Questa traccia si sposta in tutte e tre le stazioni della vicenda. Nella seconda lasciando qualche frammento di contraddizione. Isabella comincia a avere qualche stizza verso il fascismo, apre gli occhi davanti a qualche assurdità del tempo. Ma non riesce mai ad aderire ad un’idea moderna e di progresso in cui la sua classe sociale possa mettere tempo ed energie verso il bene comune (virtù purtroppo molto rara nella borghesia italiana e persino milanese, rispetto ad altri contesti borghesi diciamo dell’Europa protestante). Così che quando arriverà qualcuno – nel terzo tempo della storia – a riequilibrare questa mancata “politicità responsabile” di quelle famiglie, lo farà esagerando, lo farà senza metodo e con tratti impulsivi e infantili, lo farà più per protagonismo personale che secondo una visione culturalmente meditata e socialmente responsabile. E sarà appunto Giangiacomo Feltrinelli a interpretare questa parte – esatto pendant alla fine irresponsabile rispetto all’egocentrismo finanziario ed elitario delle generazioni che lo hanno preceduto. Si, magari con un vago modello di garibaldinismo che aveva infatuato i giovani borghesi e aristocratici di cento anni prima. Ma davvero vago e ormai piuttosto delirante. Tanto da ritorcersi in forma violentemente autolesiva. Anche se in questo libro l’autrice arriva a propendere – come ci sono arrivati ormai anche molti analisti – per la liquidazione del “pericoloso Feltrinelli” da parte dei servizi segreti. In aggiunta, va detto che appare sconcertante – pur non avendo notizie più circostanziate, l’episodio citato nel libro dei diritti d’autore non corrisposti dall’editore alla vedova di Boris Pasternak per la pubblicazione di Dottor Zivago, che fu la fortuna della casa editrice.
Infine una chiosa sulla Madonna di Raffaello.
Questo piccolo prezioso quadro perduto dalla famiglia già prima dell’entrata in
scena di Rosa, quindi ai prodromi del racconto, è il filo conduttore di un tema simbolico, diciamo così salvifico.

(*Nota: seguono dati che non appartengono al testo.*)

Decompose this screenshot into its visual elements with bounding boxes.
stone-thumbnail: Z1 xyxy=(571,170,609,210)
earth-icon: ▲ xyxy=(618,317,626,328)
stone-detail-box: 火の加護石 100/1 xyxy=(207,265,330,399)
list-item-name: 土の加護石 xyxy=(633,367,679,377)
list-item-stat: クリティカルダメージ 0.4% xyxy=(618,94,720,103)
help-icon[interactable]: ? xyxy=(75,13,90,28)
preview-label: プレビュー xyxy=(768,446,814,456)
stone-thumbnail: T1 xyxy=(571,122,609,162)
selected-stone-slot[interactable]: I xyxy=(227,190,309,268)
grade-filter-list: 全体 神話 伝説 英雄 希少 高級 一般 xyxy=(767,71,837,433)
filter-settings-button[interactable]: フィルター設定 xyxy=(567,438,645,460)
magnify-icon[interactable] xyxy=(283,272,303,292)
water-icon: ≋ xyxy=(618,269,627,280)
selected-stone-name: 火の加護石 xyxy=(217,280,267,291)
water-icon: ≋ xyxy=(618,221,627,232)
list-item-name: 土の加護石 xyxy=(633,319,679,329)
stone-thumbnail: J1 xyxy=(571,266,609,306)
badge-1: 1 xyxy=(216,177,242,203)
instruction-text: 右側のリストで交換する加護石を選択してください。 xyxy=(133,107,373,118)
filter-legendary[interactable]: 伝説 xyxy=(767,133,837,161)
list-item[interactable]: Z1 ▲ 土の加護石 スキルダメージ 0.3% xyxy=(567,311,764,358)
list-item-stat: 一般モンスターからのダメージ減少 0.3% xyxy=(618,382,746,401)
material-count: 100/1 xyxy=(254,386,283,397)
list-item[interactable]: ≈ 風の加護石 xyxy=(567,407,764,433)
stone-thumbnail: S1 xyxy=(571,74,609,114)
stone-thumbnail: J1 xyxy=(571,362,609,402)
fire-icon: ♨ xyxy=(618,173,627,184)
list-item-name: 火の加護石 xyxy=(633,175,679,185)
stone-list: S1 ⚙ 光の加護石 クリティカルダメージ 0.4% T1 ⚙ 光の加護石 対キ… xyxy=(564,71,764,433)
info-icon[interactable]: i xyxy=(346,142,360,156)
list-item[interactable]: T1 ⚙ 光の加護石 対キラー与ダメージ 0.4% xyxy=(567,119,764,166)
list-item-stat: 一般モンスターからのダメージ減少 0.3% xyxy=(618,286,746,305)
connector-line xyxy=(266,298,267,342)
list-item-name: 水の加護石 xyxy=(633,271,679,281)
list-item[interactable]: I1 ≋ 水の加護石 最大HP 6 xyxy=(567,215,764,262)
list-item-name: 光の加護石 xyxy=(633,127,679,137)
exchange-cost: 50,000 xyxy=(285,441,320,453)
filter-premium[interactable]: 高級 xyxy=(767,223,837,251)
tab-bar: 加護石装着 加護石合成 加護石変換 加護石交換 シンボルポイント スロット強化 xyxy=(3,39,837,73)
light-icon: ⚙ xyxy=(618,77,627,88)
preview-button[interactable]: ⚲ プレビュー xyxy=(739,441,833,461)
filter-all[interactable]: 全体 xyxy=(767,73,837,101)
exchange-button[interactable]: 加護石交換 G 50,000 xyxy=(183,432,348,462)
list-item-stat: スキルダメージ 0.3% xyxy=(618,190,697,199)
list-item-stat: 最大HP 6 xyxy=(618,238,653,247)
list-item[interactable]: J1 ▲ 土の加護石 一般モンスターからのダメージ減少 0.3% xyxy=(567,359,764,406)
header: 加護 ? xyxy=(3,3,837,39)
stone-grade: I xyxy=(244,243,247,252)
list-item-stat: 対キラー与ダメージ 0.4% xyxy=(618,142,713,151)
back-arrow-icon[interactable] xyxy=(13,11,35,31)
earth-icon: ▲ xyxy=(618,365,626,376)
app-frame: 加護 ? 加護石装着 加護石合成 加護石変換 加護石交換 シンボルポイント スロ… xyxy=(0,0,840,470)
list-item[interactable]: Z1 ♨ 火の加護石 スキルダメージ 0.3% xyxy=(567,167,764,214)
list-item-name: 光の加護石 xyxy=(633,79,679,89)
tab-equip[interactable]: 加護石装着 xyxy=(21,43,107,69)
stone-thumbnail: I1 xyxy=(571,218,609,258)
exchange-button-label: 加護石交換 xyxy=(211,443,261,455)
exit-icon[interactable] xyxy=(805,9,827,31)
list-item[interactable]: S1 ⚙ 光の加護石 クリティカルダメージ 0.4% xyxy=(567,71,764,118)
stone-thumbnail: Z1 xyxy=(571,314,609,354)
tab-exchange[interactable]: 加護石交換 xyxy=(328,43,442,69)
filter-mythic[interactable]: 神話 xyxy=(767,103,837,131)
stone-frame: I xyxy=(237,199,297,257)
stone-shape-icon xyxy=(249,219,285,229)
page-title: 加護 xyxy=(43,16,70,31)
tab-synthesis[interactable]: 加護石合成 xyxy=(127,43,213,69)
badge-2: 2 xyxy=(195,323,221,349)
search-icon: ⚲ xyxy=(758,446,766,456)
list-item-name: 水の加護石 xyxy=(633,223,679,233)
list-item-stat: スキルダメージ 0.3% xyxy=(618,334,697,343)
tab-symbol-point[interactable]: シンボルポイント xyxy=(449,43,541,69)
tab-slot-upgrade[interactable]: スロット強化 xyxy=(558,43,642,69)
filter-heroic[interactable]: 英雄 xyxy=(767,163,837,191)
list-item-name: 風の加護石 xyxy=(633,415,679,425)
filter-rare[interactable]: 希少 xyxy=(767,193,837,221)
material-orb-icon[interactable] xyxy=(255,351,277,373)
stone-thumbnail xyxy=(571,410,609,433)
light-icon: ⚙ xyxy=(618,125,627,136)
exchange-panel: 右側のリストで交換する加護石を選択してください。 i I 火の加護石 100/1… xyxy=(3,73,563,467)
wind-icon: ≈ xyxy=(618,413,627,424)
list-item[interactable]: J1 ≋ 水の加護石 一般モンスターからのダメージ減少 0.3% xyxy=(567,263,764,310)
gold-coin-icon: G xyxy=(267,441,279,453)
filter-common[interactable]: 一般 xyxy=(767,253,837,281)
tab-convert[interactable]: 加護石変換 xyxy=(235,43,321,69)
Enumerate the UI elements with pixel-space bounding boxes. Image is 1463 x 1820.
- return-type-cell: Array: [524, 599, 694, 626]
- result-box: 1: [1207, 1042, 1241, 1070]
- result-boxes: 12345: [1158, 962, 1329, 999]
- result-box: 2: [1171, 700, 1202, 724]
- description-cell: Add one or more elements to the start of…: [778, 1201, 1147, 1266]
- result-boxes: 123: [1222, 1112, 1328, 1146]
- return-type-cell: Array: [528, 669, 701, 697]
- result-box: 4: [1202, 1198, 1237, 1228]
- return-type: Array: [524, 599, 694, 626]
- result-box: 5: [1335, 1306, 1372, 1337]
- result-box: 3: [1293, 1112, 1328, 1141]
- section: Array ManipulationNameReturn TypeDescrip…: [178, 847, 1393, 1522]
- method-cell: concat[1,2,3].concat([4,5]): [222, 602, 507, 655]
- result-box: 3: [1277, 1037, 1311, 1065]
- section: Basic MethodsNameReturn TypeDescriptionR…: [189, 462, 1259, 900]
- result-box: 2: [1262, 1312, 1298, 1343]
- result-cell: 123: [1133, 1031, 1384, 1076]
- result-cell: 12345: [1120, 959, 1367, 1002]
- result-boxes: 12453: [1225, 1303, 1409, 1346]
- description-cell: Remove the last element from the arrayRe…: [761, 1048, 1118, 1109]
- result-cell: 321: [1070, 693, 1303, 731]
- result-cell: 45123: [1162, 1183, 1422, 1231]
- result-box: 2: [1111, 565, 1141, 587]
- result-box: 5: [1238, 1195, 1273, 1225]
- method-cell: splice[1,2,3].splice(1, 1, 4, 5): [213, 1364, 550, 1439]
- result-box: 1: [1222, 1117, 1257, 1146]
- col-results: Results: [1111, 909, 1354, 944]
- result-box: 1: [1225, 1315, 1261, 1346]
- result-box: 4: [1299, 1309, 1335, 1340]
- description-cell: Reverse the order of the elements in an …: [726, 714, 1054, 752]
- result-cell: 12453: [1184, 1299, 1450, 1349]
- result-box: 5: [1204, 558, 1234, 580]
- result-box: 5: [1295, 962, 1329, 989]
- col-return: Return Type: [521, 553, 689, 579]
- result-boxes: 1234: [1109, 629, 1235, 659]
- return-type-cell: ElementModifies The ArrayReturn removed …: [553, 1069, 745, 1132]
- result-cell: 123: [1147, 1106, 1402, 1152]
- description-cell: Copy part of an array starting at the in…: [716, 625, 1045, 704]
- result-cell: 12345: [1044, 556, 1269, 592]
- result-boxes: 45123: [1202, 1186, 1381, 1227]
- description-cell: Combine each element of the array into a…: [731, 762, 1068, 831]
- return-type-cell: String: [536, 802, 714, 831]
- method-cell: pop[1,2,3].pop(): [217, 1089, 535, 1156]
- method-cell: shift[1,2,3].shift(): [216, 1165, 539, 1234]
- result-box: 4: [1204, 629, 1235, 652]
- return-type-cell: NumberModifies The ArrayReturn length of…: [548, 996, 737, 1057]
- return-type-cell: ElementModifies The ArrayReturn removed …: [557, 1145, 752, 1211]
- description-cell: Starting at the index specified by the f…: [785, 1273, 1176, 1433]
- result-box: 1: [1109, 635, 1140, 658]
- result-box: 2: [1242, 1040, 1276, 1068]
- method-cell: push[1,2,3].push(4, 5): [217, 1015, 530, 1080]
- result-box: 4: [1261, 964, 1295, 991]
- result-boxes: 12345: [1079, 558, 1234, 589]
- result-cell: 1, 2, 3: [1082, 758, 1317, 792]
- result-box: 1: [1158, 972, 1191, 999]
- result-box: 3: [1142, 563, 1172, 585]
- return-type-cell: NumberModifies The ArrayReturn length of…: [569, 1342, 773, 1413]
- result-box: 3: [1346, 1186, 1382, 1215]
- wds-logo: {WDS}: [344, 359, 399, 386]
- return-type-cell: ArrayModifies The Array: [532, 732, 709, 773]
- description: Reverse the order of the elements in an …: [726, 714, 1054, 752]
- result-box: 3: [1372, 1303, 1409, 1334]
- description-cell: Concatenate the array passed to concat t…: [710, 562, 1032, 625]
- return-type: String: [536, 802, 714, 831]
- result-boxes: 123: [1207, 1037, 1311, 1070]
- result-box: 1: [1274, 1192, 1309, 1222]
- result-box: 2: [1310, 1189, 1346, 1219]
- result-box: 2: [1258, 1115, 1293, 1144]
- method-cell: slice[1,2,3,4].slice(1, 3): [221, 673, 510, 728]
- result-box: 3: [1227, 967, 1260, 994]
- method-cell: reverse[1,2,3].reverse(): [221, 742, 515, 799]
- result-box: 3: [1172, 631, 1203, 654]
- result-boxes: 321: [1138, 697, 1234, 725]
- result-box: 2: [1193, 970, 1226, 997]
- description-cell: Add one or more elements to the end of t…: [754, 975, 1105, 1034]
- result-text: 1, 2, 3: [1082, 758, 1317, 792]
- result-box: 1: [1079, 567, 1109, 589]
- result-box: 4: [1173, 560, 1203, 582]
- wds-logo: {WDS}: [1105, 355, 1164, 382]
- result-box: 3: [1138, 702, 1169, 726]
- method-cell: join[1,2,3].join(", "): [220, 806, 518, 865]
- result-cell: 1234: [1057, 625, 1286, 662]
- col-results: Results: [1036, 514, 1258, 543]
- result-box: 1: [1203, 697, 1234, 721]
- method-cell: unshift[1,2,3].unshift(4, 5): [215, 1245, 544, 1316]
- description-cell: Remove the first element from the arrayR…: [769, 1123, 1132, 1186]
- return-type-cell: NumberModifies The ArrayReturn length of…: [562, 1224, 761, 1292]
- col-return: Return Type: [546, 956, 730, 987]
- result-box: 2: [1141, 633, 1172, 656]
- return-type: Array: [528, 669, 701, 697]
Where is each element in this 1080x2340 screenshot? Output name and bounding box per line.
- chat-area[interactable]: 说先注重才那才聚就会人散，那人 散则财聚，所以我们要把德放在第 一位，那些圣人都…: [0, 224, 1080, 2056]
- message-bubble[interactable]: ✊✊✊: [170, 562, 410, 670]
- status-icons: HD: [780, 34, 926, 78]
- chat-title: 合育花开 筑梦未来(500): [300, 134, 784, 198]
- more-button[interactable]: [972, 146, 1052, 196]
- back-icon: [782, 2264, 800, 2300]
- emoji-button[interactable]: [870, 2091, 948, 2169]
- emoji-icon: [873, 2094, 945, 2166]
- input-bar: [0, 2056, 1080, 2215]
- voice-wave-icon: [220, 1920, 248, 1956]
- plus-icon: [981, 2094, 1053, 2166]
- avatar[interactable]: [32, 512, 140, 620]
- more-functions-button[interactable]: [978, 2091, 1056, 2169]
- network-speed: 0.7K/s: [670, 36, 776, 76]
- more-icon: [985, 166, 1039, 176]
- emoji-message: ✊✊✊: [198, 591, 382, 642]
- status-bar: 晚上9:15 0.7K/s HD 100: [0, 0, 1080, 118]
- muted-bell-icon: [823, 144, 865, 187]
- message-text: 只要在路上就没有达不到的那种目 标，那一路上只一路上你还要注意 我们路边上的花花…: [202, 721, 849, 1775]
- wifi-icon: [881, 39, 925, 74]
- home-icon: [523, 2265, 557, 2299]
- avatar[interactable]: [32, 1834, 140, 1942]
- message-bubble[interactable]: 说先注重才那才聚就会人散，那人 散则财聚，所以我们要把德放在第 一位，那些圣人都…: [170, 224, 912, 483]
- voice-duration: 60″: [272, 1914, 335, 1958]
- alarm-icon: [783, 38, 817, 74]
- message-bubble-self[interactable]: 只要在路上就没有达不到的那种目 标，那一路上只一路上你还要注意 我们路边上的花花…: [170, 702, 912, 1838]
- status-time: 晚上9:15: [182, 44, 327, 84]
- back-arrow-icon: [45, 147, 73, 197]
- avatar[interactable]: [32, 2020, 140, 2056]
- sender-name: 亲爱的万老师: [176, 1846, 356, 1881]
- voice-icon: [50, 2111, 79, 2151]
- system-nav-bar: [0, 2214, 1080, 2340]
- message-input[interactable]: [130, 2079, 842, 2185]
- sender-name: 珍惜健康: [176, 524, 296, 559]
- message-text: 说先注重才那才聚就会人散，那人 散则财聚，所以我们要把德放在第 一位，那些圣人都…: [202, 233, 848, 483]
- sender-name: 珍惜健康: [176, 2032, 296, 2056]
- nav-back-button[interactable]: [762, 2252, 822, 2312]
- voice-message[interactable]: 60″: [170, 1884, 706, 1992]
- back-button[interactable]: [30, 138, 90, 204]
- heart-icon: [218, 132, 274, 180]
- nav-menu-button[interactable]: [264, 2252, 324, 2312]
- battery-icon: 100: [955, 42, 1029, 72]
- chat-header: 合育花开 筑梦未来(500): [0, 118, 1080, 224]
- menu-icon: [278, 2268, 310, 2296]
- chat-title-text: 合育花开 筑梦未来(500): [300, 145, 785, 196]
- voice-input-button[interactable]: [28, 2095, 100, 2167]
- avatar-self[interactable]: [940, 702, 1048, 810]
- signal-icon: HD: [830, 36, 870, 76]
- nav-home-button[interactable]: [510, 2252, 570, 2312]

Le tre donne protagoniste intuiscono che se quel quadro si ritroverà sarà
restituito un compenso morale o per meglio dire valoriale alla loro vita. Per
cui – come fosse una via parallela a ogni vicenda – lo cercano (ovvero lo fanno
cercare) e in modo più o meno fortuito alla fine della saga il quadro torna a
casa per attutire il potere della maledizione
del denaro nella forma simbolica della benedizione
del valore. Non so se la storia abbia una radice vera e quindi qualche tratto
realmente accaduto e non posso nemmeno dire di considerare questo adattamento
narrativo come la cosa più riuscita del romanzo. Certo è rivelatore di un sentimento dell’autrice. Che vorrebbe mettere un
punto di pacificazione sul senso del percorso e dell’agire umano e capisce che
può solo farlo come lo avrebbero fatto i narratori della tragedia greca:
calando dall’alto un fatto simbolico, dono degli dei per attutire il male e
riportare nella benevolenza lo sguardo degli esseri umani.
[1] Ludina Barzini, L’eredità, Bompiani, 2019. Il romanzo precedente, Solo amore, Bompiani, è del 2016.
[2] Predisposte per la presentazione del libro, con Diamante D’Alessio e Pier Luigi Vercesi, alla Libreria Rizzoli in Galleria a Milano il 27 febbraio 2019.